We rarely think of daylight savings time when thinking of American culture but it’s actually a significant facet of American life. Because we forget the impact of daylight savings time and its origins, it leads some of us to ponder the utility of daylight savings time and come to the conclusion that it is useless, but that simply isn’t true.

Daylight savings time (DST) was first conceived of by Benjamin Franklin, one of America’s more prominent founding fathers, as a joke. But the core idea was there — provide more daylight to the farmers of America so that they can get more out of a day’s work. DST was first implemented in the U.S. by Woodrow Wilson after World War I in an attempt to mimic the success of industrialist Robert Garland, who used the idea of daylight savings time to boost production of arms and supplies for the troops in the Great War.

Opponents of the DST will say that farmers, daylight savings’ primary focus, only account for a small percentage of America’s population, but let’s not forget that their crops feed millions of people around the world and at home. The U.S. may import produce heavily from overseas but American farms still contend with those in tropical regions because the continental United States is home to many different temperate zones, from deserts to temperate rainforests. Using DST allows American farmers to best utilize the day because of our country’s various environments.

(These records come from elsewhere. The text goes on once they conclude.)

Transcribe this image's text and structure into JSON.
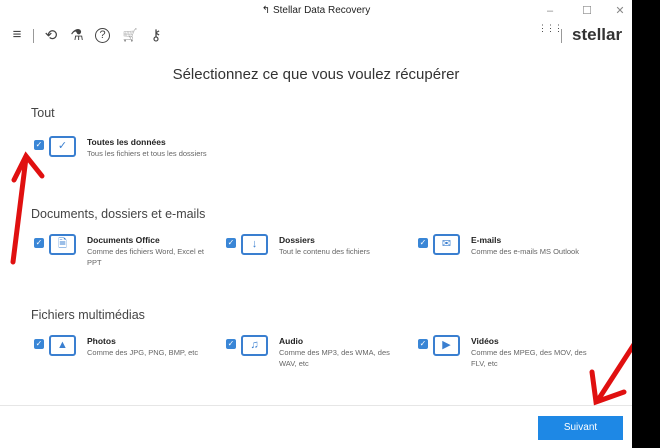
{
  "window": {
    "title": "Stellar Data Recovery",
    "minimize": "–",
    "maximize": "☐",
    "close": "✕"
  },
  "toolbar": {
    "menu": "≡",
    "history": "⟲",
    "lab": "⚗",
    "help": "?",
    "cart": "🛒",
    "key": "⚷",
    "apps": "⋮⋮⋮",
    "logo": "stellar"
  },
  "main": {
    "heading": "Sélectionnez ce que vous voulez récupérer",
    "sections": [
      {
        "title": "Tout",
        "items": [
          {
            "title": "Toutes les données",
            "desc": "Tous les fichiers et tous les dossiers",
            "icon": "✓",
            "checked": true
          }
        ]
      },
      {
        "title": "Documents, dossiers et e-mails",
        "items": [
          {
            "title": "Documents Office",
            "desc": "Comme des fichiers Word, Excel et PPT",
            "icon": "🗎",
            "checked": true
          },
          {
            "title": "Dossiers",
            "desc": "Tout le contenu des fichiers",
            "icon": "↓",
            "checked": true
          },
          {
            "title": "E-mails",
            "desc": "Comme des e-mails MS Outlook",
            "icon": "✉",
            "checked": true
          }
        ]
      },
      {
        "title": "Fichiers multimédias",
        "items": [
          {
            "title": "Photos",
            "desc": "Comme des JPG, PNG, BMP, etc",
            "icon": "▲",
            "checked": true
          },
          {
            "title": "Audio",
            "desc": "Comme des MP3, des WMA, des WAV, etc",
            "icon": "♫",
            "checked": true
          },
          {
            "title": "Vidéos",
            "desc": "Comme des MPEG, des MOV, des FLV, etc",
            "icon": "▶",
            "checked": true
          }
        ]
      }
    ]
  },
  "footer": {
    "next": "Suivant"
  },
  "colors": {
    "accent": "#1e88e5",
    "annotation": "#e01010"
  }
}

Most Asian countries do not observe DST because, unlike in the U.S., crops raised in Asia such as rice, require little light and little maintenance. Monsoons take care of watering and countries like China utilize geography and raise rice on riverbeds to yield more produce with less manual labor. America does not grow rice at the rate China does because the U.S. is more well known for the varied fruits and vegetables across the land.

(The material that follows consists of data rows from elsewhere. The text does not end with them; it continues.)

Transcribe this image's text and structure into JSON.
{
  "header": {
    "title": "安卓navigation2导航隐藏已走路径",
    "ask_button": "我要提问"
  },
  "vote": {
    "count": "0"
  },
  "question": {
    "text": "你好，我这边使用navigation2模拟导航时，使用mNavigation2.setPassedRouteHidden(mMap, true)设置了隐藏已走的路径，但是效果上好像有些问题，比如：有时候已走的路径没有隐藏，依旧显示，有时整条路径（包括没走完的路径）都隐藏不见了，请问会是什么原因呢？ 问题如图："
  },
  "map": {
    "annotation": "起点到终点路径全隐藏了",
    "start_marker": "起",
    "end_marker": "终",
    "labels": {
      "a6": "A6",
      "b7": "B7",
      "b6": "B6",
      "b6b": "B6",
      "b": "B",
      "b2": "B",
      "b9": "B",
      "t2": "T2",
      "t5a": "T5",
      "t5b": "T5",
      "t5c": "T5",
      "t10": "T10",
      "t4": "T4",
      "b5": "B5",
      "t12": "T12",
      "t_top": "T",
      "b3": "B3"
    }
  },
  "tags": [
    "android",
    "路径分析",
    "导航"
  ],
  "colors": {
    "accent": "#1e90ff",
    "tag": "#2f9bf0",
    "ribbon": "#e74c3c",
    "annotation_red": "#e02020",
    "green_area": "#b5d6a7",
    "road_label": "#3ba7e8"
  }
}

America’s varied crop yield from Californian grapes to Hawaiian sugarcane, is what demands an extra hour to produce a product with a much higher quality. Utilizing DST will allow American farmers to produce high-quality and varied crops.

But the benefits of DST don’t stop with farmers. Normal citizens benefit by gaining an extra hour in the fall in exchange for losing one in the spring for DST. Utilizing that hour for better productivity or just sleep is what daylight savings is all about for the average person. To abolish it would be foolish because it takes away the benefits that everyone reaps.

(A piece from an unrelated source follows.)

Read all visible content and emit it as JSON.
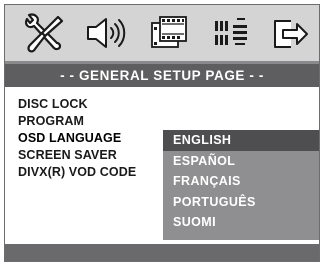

The first person to implement DST in America did so not on a farmstead but on a factory line. Robert Garland made his workers come in early during DST so that they could produce more goods to supply the Great War. By using DST, Garland’s workers were able to pump out more goods for the war effort while remaining. By choosing to work his employees early in the spring and reward them in the fall, morale was high and WWI was won.

DST has also been a part of American culture for so long, it is difficult to imagine life without it. That extra hour of sleep is something people look forward to in November and why take away a good thing when it has been working for so long? There may be a few people who complain because setting back your clock is apparently a hassle, but it’s honestly not that big of a problem.

America was once a prominent agriculture-driven nation before the invention of the factory line. DST, although implemented after the Industrial Revolution, serves to provide farmers with adequate time and therefore improve production levels for farms and citizens.

The removal of daylight savings time will have unwanted repercussions. Farmers will lose an hour of daylight to better bring in yield and support themselves and we, the average citizen, will be walking groggy as ever to our classes. The common sense truth speaks for itself: People want more sleep and farmers need to work.